December 20, 2019

KNOWING YOUR ALLIES:

Moqtada al-Sadr: The 'firebrand' cleric who could calm Iraq (Jim Muir, 12/20/19, BBC)

Barely had the Americans and their allies settled in than Moqtada al-Sadr shot to prominence as the loudest voice calling for their ouster.

Words were followed by action, as he mobilised his followers into the Mahdi Army (a name with messianic Islamic connotations) which US commanders rapidly came to see as their biggest threat in Iraq.

From 2004 onwards, the Mahdi Army clashed repeatedly with US-led coalition forces and was blamed for numerous roadside bombings and other attacks. Moqtada al-Sadr also lambasted Iraqi leaders co-operating with the Americans.

His followers were deeply involved in the Shia-Sunni sectarian atrocities and general gangsterism of 2006-7. In 2008 his men fought pitched battles with Iraqi army troops sent in to tame Basra by then Prime Minister Nouri al-Maliki.

Through successive phases of turmoil since then, Moqtada al-Sadr has been adept and pragmatic in both the military and political spheres.

The Mahdi Army has been through several mutations, and is currently labelled the Peace Companies.

Politically, the Saeroun is the latest morph produced by the broader Sadrist movement.

Such shake-ups have allowed Moqtada al-Sadr to keep a grip on both spheres and prevent complacency.

In the 2018 elections he forbade any of his 34 incumbent MPs from standing again and ran a successful list which, astonishing for a supposedly Shia clerical-based outfit, included communists, secularists and Sunnis.

His decisions have often seemed fickle and bizarre, not least when it comes to relations with outside powers.

While he has been consistently against American interference in Iraq, he has often criticised Iran too, for its interference both in Iraq and in Syria.
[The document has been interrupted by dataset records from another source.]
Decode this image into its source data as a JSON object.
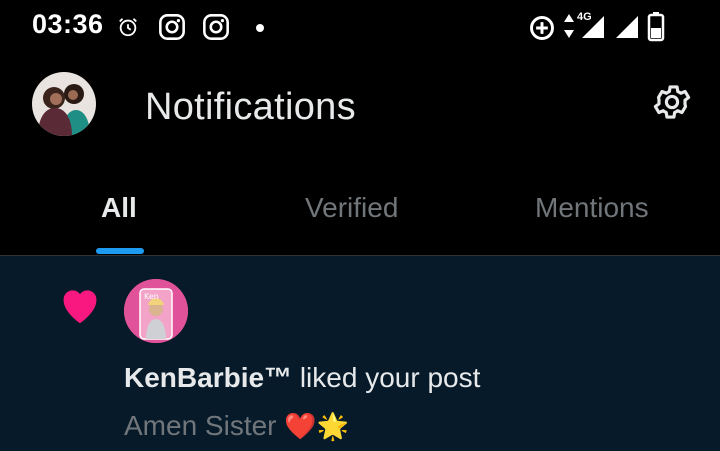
{
  "status_bar": {
    "time": "03:36",
    "network": "4G"
  },
  "header": {
    "title": "Notifications"
  },
  "tabs": [
    {
      "label": "All",
      "active": true
    },
    {
      "label": "Verified",
      "active": false
    },
    {
      "label": "Mentions",
      "active": false
    }
  ],
  "notification": {
    "user": "KenBarbie™",
    "action": " liked your post",
    "post_text": "Amen Sister ",
    "post_emojis": "❤️🌟",
    "icon": "heart-icon"
  },
  "colors": {
    "accent": "#1d9bf0",
    "heart": "#f91880",
    "notif_bg": "#061a29",
    "muted": "#71767b"
  }
}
In 2017 he even visited Saudi Arabia, Iran's regional arch-rival.

Yet he took refuge in Iran from 2007 until 2011, studying in the Qom seminaries to try to upgrade his clerical credentials; and in September this year, he was filmed sitting with the Iranian Supreme Leader, Ayatollah Ali Khamenei, and the mastermind of Iran's regional influence, Gen Qasem Soleimani - images that caused a frisson through much of Iraq.

For Patrick Cockburn, author of a biography of Moqtada al-Sadr, there is no real contradiction in all this.

"He and his father have pursued a pretty consistent line as populist nationalist religious leaders in the context of Iraqi politics with its multiple power centres at home and abroad. This means that nobody is a permanent friend or a permanent enemy."

"In Moqtada's case, political ambivalence is exacerbated because he is, at one and the same time, leader of the biggest party in parliament, while his followers are playing a central role in the protest movement.